Maison Aubanel père, éditeur (p. 166-167).

XV


La communauté des Sœurs de Notre-Dame-de-la-Garde prospéra, grâce au dévouement des nouvelles religieuses, mais aussi à cause des ressources abondantes que leur procurait l’inépuisable trésor de la fondatrice, mis en commun pour le bénéfice de l’œuvre.

Des demandes affluèrent de partout sur la Côte pour la fondation de missions. On dut parer aux plus pressantes sollicitations d’abord, mais dans la suite quatorze maisons furent établies, à mesure que se faisait le recrutement de la communauté.

Des âmes d’élite vinrent de toutes les parties du pays se joindre aux fondatrices et, bientôt, la communauté atteignit son plein développement.

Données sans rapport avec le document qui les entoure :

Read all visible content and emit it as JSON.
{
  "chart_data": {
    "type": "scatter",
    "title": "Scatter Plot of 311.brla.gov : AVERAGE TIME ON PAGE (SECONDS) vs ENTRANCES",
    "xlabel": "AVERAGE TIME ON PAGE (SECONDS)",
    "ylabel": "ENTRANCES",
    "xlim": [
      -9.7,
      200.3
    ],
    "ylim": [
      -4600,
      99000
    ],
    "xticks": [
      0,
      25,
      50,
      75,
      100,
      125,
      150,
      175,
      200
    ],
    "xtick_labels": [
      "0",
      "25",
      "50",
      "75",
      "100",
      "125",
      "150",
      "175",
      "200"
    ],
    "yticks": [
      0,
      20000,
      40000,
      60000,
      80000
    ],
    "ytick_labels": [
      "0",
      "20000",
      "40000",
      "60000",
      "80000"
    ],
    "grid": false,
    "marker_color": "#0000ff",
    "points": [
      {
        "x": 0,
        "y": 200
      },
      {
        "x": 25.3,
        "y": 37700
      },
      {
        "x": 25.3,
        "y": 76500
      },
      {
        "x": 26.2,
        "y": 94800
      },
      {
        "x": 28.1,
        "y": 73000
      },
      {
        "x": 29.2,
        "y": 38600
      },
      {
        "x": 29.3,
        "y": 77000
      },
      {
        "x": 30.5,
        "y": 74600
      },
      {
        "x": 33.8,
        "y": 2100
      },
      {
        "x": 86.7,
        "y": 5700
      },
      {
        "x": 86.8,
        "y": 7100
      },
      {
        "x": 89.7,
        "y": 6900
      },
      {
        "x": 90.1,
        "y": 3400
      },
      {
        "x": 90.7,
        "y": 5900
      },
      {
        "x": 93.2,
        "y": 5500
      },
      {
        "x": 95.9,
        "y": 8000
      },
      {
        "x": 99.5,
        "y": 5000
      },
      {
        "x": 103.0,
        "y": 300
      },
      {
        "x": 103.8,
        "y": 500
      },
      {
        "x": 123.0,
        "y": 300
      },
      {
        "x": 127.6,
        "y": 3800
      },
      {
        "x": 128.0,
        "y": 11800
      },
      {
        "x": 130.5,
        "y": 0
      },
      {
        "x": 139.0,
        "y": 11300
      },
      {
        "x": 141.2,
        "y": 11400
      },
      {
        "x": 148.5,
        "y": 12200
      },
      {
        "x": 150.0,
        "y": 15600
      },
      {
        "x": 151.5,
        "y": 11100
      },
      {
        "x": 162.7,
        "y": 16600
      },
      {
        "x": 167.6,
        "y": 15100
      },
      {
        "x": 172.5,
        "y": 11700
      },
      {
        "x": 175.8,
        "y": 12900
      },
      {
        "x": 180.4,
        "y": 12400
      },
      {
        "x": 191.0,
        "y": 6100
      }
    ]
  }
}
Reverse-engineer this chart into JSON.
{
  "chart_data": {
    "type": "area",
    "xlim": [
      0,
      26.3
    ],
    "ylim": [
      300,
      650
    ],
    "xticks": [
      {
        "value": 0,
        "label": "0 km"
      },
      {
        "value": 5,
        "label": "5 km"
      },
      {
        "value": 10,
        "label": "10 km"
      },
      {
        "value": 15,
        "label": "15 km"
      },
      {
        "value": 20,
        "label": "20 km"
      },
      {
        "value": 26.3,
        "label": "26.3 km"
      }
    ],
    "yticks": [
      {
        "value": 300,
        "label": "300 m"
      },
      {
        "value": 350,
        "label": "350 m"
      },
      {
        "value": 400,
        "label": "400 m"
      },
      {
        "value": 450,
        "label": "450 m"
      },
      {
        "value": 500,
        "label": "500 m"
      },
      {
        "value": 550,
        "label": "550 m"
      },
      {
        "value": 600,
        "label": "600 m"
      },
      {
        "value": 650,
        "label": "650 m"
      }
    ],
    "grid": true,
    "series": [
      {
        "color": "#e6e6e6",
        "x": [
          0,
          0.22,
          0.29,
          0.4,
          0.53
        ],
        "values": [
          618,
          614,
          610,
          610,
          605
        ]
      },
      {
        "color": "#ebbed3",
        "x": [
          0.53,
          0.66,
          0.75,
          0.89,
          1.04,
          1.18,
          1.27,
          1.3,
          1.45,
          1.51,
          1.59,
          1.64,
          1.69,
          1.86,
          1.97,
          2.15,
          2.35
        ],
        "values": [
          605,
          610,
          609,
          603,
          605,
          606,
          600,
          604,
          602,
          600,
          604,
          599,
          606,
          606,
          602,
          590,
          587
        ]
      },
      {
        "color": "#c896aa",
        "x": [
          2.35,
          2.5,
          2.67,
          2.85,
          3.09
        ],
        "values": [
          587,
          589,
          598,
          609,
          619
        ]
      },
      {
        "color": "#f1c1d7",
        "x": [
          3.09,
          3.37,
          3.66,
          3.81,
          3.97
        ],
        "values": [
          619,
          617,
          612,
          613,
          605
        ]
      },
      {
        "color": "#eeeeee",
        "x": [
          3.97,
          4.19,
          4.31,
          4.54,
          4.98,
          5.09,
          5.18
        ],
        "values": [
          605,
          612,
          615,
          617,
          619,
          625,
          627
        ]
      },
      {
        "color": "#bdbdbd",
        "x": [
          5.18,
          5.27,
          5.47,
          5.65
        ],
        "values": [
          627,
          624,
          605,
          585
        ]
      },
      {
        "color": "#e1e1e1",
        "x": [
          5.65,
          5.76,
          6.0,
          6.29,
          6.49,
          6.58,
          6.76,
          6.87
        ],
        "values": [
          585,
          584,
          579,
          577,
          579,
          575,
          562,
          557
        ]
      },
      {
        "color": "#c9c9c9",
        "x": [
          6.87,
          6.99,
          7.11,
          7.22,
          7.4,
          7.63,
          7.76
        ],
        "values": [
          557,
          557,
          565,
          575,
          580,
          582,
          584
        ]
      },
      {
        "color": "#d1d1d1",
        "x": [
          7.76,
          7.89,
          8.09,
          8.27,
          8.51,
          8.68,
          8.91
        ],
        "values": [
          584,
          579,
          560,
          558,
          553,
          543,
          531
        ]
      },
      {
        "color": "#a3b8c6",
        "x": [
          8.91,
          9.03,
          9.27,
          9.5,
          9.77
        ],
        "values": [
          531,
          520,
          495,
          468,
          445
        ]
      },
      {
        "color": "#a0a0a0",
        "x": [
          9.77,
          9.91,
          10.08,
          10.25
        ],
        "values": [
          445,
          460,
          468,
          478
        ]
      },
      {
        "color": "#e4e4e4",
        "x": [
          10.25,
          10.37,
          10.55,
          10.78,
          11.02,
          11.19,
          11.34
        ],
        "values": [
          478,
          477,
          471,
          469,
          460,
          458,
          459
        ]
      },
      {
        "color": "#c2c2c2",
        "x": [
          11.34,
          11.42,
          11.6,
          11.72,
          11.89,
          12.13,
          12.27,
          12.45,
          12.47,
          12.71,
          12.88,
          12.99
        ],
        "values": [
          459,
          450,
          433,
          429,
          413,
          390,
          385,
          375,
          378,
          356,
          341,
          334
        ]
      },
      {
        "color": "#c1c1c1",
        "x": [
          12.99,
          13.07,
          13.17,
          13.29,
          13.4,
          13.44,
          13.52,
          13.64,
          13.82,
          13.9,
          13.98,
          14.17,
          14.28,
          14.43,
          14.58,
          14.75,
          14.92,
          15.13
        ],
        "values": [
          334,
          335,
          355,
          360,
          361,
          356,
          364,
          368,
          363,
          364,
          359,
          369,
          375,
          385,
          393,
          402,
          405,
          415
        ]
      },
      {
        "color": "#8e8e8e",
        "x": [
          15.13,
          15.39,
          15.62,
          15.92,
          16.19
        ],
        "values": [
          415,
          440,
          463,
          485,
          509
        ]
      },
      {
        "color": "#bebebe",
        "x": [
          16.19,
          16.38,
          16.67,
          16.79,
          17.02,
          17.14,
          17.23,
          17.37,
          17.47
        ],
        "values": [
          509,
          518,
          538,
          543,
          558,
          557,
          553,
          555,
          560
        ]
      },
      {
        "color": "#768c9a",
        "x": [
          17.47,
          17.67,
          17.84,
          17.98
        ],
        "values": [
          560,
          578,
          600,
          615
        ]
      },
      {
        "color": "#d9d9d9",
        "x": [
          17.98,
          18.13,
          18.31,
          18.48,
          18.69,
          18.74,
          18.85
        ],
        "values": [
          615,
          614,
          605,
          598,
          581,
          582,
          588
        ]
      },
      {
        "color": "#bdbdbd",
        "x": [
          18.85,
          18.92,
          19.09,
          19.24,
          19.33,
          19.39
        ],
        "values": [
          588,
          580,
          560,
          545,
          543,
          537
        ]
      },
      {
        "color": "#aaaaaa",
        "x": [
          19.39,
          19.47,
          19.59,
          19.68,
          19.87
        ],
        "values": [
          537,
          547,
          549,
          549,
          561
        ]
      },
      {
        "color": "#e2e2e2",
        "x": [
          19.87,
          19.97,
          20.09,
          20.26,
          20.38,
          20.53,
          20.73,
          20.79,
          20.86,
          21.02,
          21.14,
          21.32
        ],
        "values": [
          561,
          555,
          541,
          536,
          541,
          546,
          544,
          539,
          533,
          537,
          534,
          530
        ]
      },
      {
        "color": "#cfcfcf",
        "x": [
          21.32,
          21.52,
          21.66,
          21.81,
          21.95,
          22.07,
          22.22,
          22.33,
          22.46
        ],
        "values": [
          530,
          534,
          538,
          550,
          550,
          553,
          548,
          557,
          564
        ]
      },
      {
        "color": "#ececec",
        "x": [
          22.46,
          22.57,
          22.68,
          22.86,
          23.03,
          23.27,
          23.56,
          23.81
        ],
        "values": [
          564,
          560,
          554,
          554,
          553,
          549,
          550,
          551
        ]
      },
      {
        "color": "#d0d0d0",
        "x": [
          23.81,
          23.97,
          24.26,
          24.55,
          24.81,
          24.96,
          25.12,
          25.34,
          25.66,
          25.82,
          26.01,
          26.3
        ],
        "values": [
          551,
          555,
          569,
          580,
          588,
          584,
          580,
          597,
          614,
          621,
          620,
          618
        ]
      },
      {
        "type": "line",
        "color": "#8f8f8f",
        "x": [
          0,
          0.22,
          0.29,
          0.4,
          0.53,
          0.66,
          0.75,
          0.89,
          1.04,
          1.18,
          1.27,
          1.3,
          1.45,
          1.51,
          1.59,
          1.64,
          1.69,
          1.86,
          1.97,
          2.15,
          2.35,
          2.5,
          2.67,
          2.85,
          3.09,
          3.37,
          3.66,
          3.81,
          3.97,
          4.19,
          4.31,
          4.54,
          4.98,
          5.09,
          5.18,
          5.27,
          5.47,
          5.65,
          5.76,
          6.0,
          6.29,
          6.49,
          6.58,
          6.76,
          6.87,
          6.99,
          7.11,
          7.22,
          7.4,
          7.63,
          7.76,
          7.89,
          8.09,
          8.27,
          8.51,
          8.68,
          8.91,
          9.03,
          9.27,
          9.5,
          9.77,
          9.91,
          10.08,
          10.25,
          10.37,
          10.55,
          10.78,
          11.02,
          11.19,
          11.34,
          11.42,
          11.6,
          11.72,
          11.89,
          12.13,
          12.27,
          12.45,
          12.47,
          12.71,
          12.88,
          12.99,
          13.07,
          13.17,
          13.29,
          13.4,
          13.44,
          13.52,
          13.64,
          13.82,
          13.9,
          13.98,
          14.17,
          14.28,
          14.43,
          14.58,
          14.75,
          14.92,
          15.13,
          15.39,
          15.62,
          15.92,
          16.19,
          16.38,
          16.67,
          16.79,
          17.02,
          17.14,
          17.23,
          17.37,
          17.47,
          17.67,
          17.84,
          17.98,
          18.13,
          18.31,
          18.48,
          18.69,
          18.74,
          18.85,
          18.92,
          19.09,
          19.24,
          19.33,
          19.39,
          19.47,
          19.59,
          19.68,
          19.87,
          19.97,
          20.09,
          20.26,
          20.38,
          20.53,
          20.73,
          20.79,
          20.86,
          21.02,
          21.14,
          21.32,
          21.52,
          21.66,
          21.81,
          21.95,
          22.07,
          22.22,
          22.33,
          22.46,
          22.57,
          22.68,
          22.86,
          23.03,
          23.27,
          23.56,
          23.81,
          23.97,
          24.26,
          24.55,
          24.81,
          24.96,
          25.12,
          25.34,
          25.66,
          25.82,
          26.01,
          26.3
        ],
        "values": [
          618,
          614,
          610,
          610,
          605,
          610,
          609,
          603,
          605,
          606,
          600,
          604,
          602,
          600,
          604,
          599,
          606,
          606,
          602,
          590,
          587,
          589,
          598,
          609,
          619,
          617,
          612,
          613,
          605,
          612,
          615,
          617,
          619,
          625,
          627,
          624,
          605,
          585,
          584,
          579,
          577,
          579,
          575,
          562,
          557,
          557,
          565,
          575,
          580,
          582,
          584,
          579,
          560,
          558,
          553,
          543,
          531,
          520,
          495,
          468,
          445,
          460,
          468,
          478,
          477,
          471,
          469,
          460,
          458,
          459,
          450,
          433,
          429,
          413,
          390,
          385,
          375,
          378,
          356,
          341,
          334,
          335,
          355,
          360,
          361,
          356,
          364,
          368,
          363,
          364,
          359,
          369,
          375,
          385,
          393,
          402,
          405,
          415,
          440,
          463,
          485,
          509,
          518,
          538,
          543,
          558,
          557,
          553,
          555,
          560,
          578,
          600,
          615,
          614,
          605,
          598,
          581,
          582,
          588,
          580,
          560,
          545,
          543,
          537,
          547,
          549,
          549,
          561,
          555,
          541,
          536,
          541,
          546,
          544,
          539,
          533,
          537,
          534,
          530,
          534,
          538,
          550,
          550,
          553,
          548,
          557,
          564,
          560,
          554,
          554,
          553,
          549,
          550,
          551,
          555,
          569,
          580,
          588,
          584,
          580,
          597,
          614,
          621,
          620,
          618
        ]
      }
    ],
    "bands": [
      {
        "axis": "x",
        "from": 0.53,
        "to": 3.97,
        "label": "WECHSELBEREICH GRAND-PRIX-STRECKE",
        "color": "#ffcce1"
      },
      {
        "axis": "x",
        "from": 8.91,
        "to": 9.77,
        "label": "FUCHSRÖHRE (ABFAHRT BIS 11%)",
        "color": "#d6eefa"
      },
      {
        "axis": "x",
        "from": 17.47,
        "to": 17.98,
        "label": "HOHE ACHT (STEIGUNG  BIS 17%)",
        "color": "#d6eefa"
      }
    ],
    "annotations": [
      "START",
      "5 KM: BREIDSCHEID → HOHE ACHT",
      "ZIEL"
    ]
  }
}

Mère Saint-Vincent-de-Paul faisait une visite bisannuelle à chaque mission, où on la voyait toujours arriver comme la messagère du Seigneur.

Elle n’avait rien perdu de sa remarquable beauté sous l’habit religieux. L’empreinte de la douleur qui se reflétait dans la mélancolie de ses yeux, ajoutait encore au charme qui se dégageait de sa personne. Elle portait son âme sur sa figure, comme le faisaient remarquer tous ceux qui bénéficiaient de sa présence.

Le bon ancien curé de la Rivière-au-Tonnerre, devenu le chapelain de la communauté, disait souvent à ses petites Sœurs :

— Le bon Dieu peut maintenant venir me chercher. J’ai accompli ma mission et n’attends plus que le mot d’ordre de mon Juge : « Viens, bon et fidèle serviteur, viens recevoir la récompense que je t’ai préparée depuis le commencement du monde. » Il s’éteignit doucement à l’âge de quatre-vingt-quatorze ans, entouré des petites Sœurs ; son corps repose maintenant dans la crypte de la modeste église blanche de sa paroisse, où il avait manifesté le désir de dormir son dernier sommeil.